You may assume that $n$ is a multiple of 4 for this part of the problem.

```c
void outer_product(float* dst, float *x, float *y, size_t n) {
    for (size_t i = 0; i < n; i += 1)
        for (size_t j = 0; j < n; j += 1)
            __mm_storeu_ps(&dst[i*n + j], products);
    j += 3;
}
```
F4) **What do you call two L’s that go together?** (Continued)

c) Now write a CUDA kernel to compute outer products

```c
__global__ void outer_product_kernel(float *dst, float *x, float *y, size_t n) {
    size_t j = threadIdx.x+blockDim.x*blockIdx.x;
    size_t i = threadIdx.y+blockDim.y*blockIdx.y;
    if (__________________________)
        ______________________________
}
```

d) Finally, we’re going to use MapReduce to generate outer products. We’re going to assume the existence of a Tuple datatype that has a constructor taking in two Longs (or LongWritables), and creates a pair from the two of them. Also assume that vectors are represented as a collection of KV pairs mapping from scalar indices to values, while matrices are represented as KV pairs mapping tuple indices to values. Complete Map so that it will work correctly with Reduce. You may call `getN()` at any time to grab the length of the vectors being processed.

```c
void Map(LongWritable idx, DoubleWritable val) {
    for (long z = 0; _____________; _____________) {
        if (is_x_vector()) // magically detects if we’re currently processing a value from x
            context.write( ____________________________);
        else
            context.write( ____________________________);
    }
}
```

```c
void Reduce(Tuple idx, Iterable<DoubleWritable> vals) {
    context.write(idx, vals.next() * vals.next());
}
```

e) Which of these approaches would you expect to operate the most efficiently on medium sized inputs (order 1000 elements in each vector)?

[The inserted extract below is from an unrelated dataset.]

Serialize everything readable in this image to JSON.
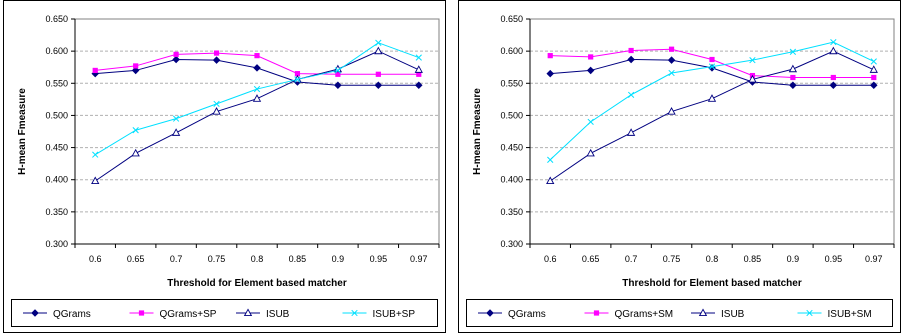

Assume that we’re using hive machines, or an Amazon™ cluster like the one used in project 2 in the case of mapreduce. Give a brief 1-2 sentence explanation of why the other approaches would fare worse.

f) Which of these approaches would scale to the largest input before computing incorrect answers, or failing to compute answers? Which would fail on the smallest input? Explain in 1-2 sentences.